Serves 4 | Prep 20 min + marinating | Cook 2½ hours

Ingredients

  • 750g lamb shoulder, cut into 4cm chunks
  • 400g black beans (dried, soaked overnight — or 2 x 400g tins, drained and rinsed)
  • 1 onion, finely chopped
  • 3 garlic cloves, crushed
  • 1 red chilli, finely chopped
  • 2 tbsp harissa paste
  • 1 tbsp piri-piri sauce (plus extra to serve)
  • 1 tsp ras el hanout
  • 1 tsp smoked paprika
  • 1 cinnamon stick
  • 2 bay leaves
  • 2 tomatoes, chopped
  • 1 stock cube or 300ml lamb stock
  • Zest of 1 orange (because Brazil, and because it works)
  • Handful of fresh coriander
  • For the harissa farofa: 100g cassava flour (or plain flour, or panko), 2 tbsp olive oil, 1 tsp harissa, salt
  • To serve: couscous, preserved lemon, olives, natural yoghurt

Method

  1. Marinate the lamb: In a bowl, combine the lamb with harissa, piri-piri sauce, ras el hanout, smoked paprika, half the garlic, and the orange zest. Mix well, cover, and leave for at least 30 minutes (or overnight if you’ve planned ahead — the tagine world forgives planning).
  2. Start the beans: If using dried beans, put them in a large pot with the onion, cinnamon stick, bay leaves, and 1 litre of water. Bring to the boil, then simmer for 45 minutes until just starting to soften. If using tinned beans, skip to step 4.
  3. Brown the lamb: In a tagine (or heavy-based casserole), heat a glug of olive oil over medium-high heat. Brown the lamb in batches — don’t crowd the pot, or you’ll steam it. Set aside.
  4. Build the stew: In the same pot, cook the remaining garlic and the chilli for 2 minutes. Add the tomatoes and cook until they break down, about 5 minutes. Return the lamb and any juices to the pot.
  5. Combine: Add the beans (and their cooking liquid if dried) to the pot with the lamb. Add the stock cube or 300ml stock. Season well with salt and pepper. The liquid should just about cover everything.
  6. Slow-cook: Cover and simmer gently for 1½–2 hours, until the lamb is falling-apart tender and the beans are creamy. Stir occasionally. If it gets too dry, add a splash of water. If too wet, leave the lid off for the last 20 minutes.
  7. Make the harissa farofa: While the stew simmers, heat the olive oil in a dry pan over medium heat. Add the cassava flour and harissa, stirring constantly. Toast for 5–8 minutes until golden and fragrant — this is the crunch element, like Brazilian farofa but with a North African kick. Season with salt.
  8. Finish and serve: Stir the coriander through the stew. Taste and adjust seasoning — it should be rich, spicy, slightly sweet from the tomatoes, and bright from the orange zest. Serve over couscous, topped with the harissa farofa, and surround with preserved lemon wedges, olives, and a dollop of yoghurt. Extra piri-piri on the side for those who want to go further.

The trick here is that no single ingredient belongs exclusively to one side of the Atlantic. Harissa and piri-piri are both chilli pastes with regional pride but shared DNA. The orange zest is pure Brazil on paper, but preserved lemon is doing the same job in Morocco. Ras el hanout brings warmth; the black beans bring body. The farofa brings texture — something both cuisines love but express differently.
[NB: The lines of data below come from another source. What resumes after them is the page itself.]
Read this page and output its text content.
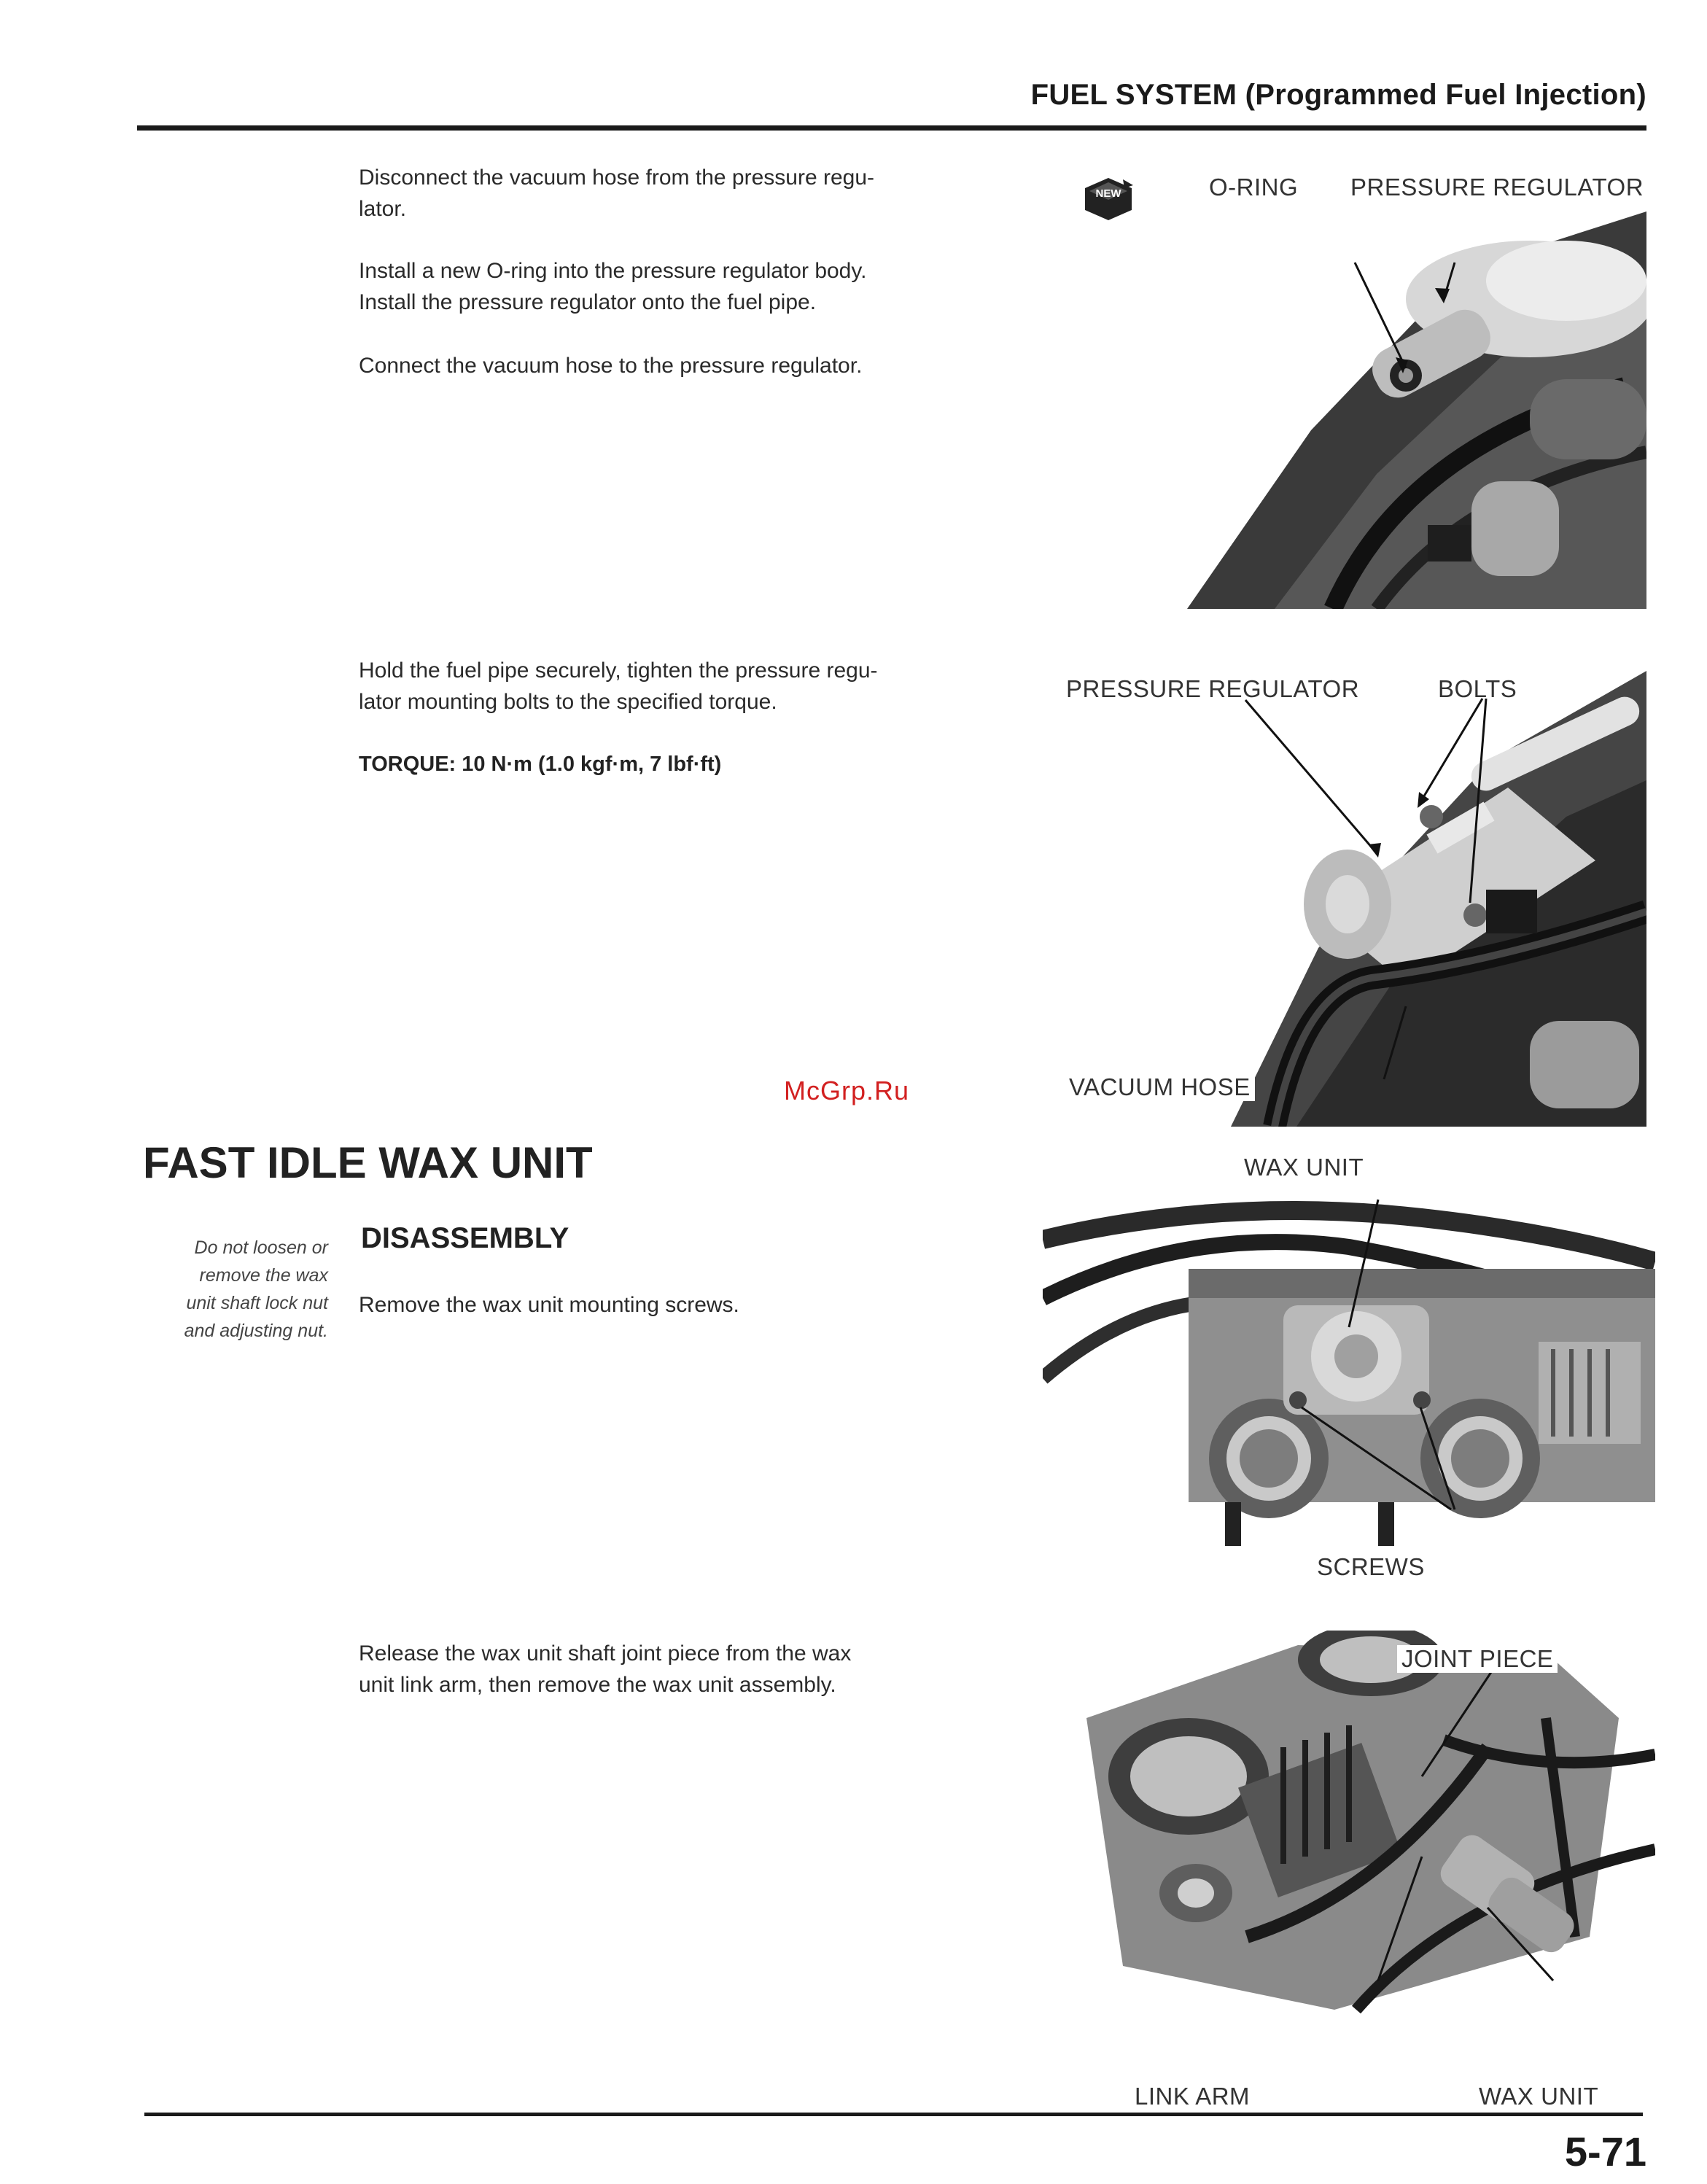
FUEL SYSTEM (Programmed Fuel Injection)
Disconnect the vacuum hose from the pressure regu-
lator.
Install a new O-ring into the pressure regulator body.
Install the pressure regulator onto the fuel pipe.
Connect the vacuum hose to the pressure regulator.
Hold the fuel pipe securely, tighten the pressure regu-
lator mounting bolts to the specified torque.
TORQUE: 10 N·m (1.0 kgf·m, 7 lbf·ft)
McGrp.Ru
FAST IDLE WAX UNIT
DISASSEMBLY
Do not loosen or
remove the wax
unit shaft lock nut
and adjusting nut.
Remove the wax unit mounting screws.
Release the wax unit shaft joint piece from the wax
unit link arm, then remove the wax unit assembly.
NEW	O-RING PRESSURE REGULATOR
PRESSURE REGULATOR	BOLTS
VACUUM HOSE
WAX UNIT
SCREWS
JOINT PIECE
LINK ARM	WAX UNIT
5-71
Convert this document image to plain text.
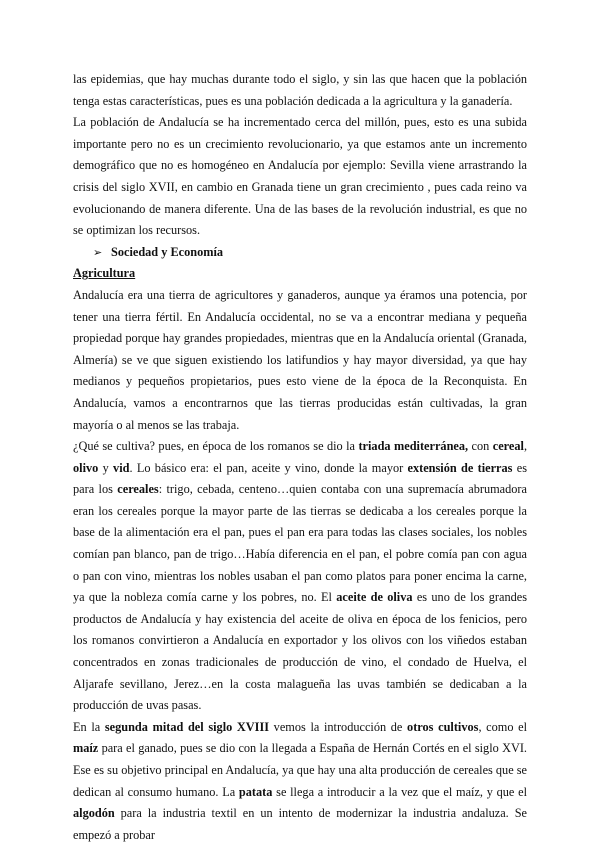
las epidemias, que hay muchas durante todo el siglo, y sin las que hacen que la población tenga estas características, pues es una población dedicada a la agricultura y la ganadería.

La población de Andalucía se ha incrementado cerca del millón, pues, esto es una subida importante pero no es un crecimiento revolucionario, ya que estamos ante un incremento demográfico que no es homogéneo en Andalucía por ejemplo: Sevilla viene arrastrando la crisis del siglo XVII, en cambio en Granada tiene un gran crecimiento , pues cada reino va evolucionando de manera diferente. Una de las bases de la revolución industrial, es que no se optimizan los recursos.

➢ Sociedad y Economía
Agricultura

Andalucía era una tierra de agricultores y ganaderos, aunque ya éramos una potencia, por tener una tierra fértil. En Andalucía occidental, no se va a encontrar mediana y pequeña propiedad porque hay grandes propiedades, mientras que en la Andalucía oriental (Granada, Almería) se ve que siguen existiendo los latifundios y hay mayor diversidad, ya que hay medianos y pequeños propietarios, pues esto viene de la época de la Reconquista. En Andalucía, vamos a encontrarnos que las tierras producidas están cultivadas, la gran mayoría o al menos se las trabaja.

¿Qué se cultiva? pues, en época de los romanos se dio la triada mediterránea, con cereal, olivo y vid. Lo básico era: el pan, aceite y vino, donde la mayor extensión de tierras es para los cereales: trigo, cebada, centeno…quien contaba con una supremacía abrumadora eran los cereales porque la mayor parte de las tierras se dedicaba a los cereales porque la base de la alimentación era el pan, pues el pan era para todas las clases sociales, los nobles comían pan blanco, pan de trigo…Había diferencia en el pan, el pobre comía pan con agua o pan con vino, mientras los nobles usaban el pan como platos para poner encima la carne, ya que la nobleza comía carne y los pobres, no. El aceite de oliva es uno de los grandes productos de Andalucía y hay existencia del aceite de oliva en época de los fenicios, pero los romanos convirtieron a Andalucía en exportador y los olivos con los viñedos estaban concentrados en zonas tradicionales de producción de vino, el condado de Huelva, el Aljarafe sevillano, Jerez…en la costa malagueña las uvas también se dedicaban a la producción de uvas pasas.

En la segunda mitad del siglo XVIII vemos la introducción de otros cultivos, como el maíz para el ganado, pues se dio con la llegada a España de Hernán Cortés en el siglo XVI. Ese es su objetivo principal en Andalucía, ya que hay una alta producción de cereales que se dedican al consumo humano. La patata se llega a introducir a la vez que el maíz, y que el algodón para la industria textil en un intento de modernizar la industria andaluza. Se empezó a probar
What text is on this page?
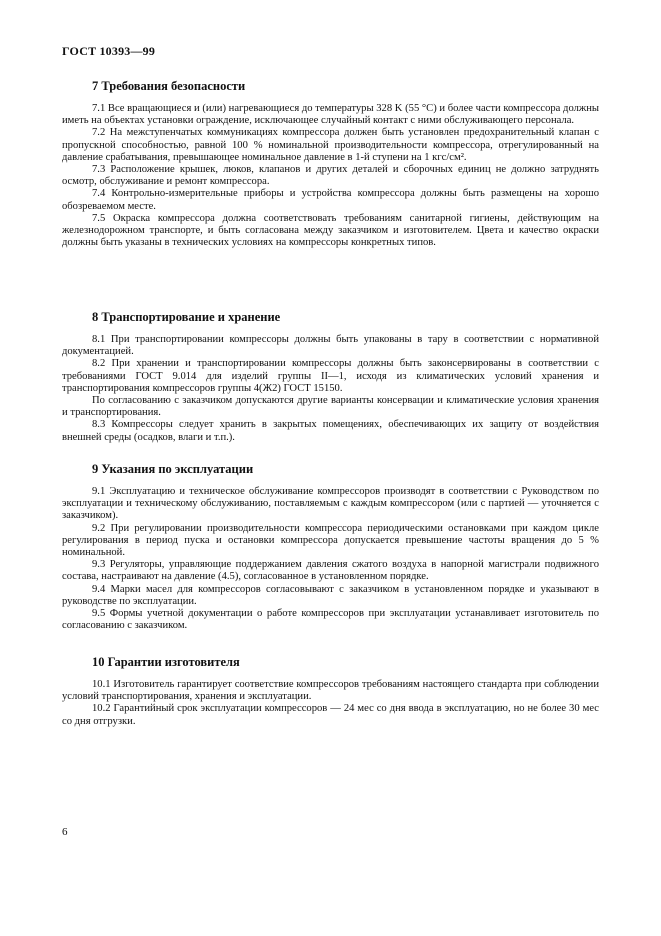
ГОСТ 10393—99
7 Требования безопасности

7.1 Все вращающиеся и (или) нагревающиеся до температуры 328 K (55 °C) и более части компрессора должны иметь на объектах установки ограждение, исключающее случайный контакт с ними обслуживающего персонала.

7.2 На межступенчатых коммуникациях компрессора должен быть установлен предохранительный клапан с пропускной способностью, равной 100 % номинальной производительности компрессора, отрегулированный на давление срабатывания, превышающее номинальное давление в 1-й ступени на 1 кгс/см².

7.3 Расположение крышек, люков, клапанов и других деталей и сборочных единиц не должно затруднять осмотр, обслуживание и ремонт компрессора.

7.4 Контрольно-измерительные приборы и устройства компрессора должны быть размещены на хорошо обозреваемом месте.

7.5 Окраска компрессора должна соответствовать требованиям санитарной гигиены, действующим на железнодорожном транспорте, и быть согласована между заказчиком и изготовителем. Цвета и качество окраски должны быть указаны в технических условиях на компрессоры конкретных типов.

8 Транспортирование и хранение

8.1 При транспортировании компрессоры должны быть упакованы в тару в соответствии с нормативной документацией.

8.2 При хранении и транспортировании компрессоры должны быть законсервированы в соответствии с требованиями ГОСТ 9.014 для изделий группы II—1, исходя из климатических условий хранения и транспортирования компрессоров группы 4(Ж2) ГОСТ 15150.

По согласованию с заказчиком допускаются другие варианты консервации и климатические условия хранения и транспортирования.

8.3 Компрессоры следует хранить в закрытых помещениях, обеспечивающих их защиту от воздействия внешней среды (осадков, влаги и т.п.).

9 Указания по эксплуатации

9.1 Эксплуатацию и техническое обслуживание компрессоров производят в соответствии с Руководством по эксплуатации и техническому обслуживанию, поставляемым с каждым компрессором (или с партией — уточняется с заказчиком).

9.2 При регулировании производительности компрессора периодическими остановками при каждом цикле регулирования в период пуска и остановки компрессора допускается превышение частоты вращения до 5 % номинальной.

9.3 Регуляторы, управляющие поддержанием давления сжатого воздуха в напорной магистрали подвижного состава, настраивают на давление (4.5), согласованное в установленном порядке.

9.4 Марки масел для компрессоров согласовывают с заказчиком в установленном порядке и указывают в руководстве по эксплуатации.

9.5 Формы учетной документации о работе компрессоров при эксплуатации устанавливает изготовитель по согласованию с заказчиком.

10 Гарантии изготовителя

10.1 Изготовитель гарантирует соответствие компрессоров требованиям настоящего стандарта при соблюдении условий транспортирования, хранения и эксплуатации.

10.2 Гарантийный срок эксплуатации компрессоров — 24 мес со дня ввода в эксплуатацию, но не более 30 мес со дня отгрузки.

6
Kick-off is 6 p.m. ET (midnight UK time) at MetLife Stadium in East Rutherford. Brazil are the heavy favourites — Opta gives them a 58.6% chance of winning — but Morocco made the semi-finals in 2022 and have a habit of making the big occasions awkward for their opponents. Ancelotti’s first World Cup as manager against Walid Regragui’s tactical discipline. The sort of game where the stew metaphor feels accurate: both teams simmering, waiting for the right moment to boil over.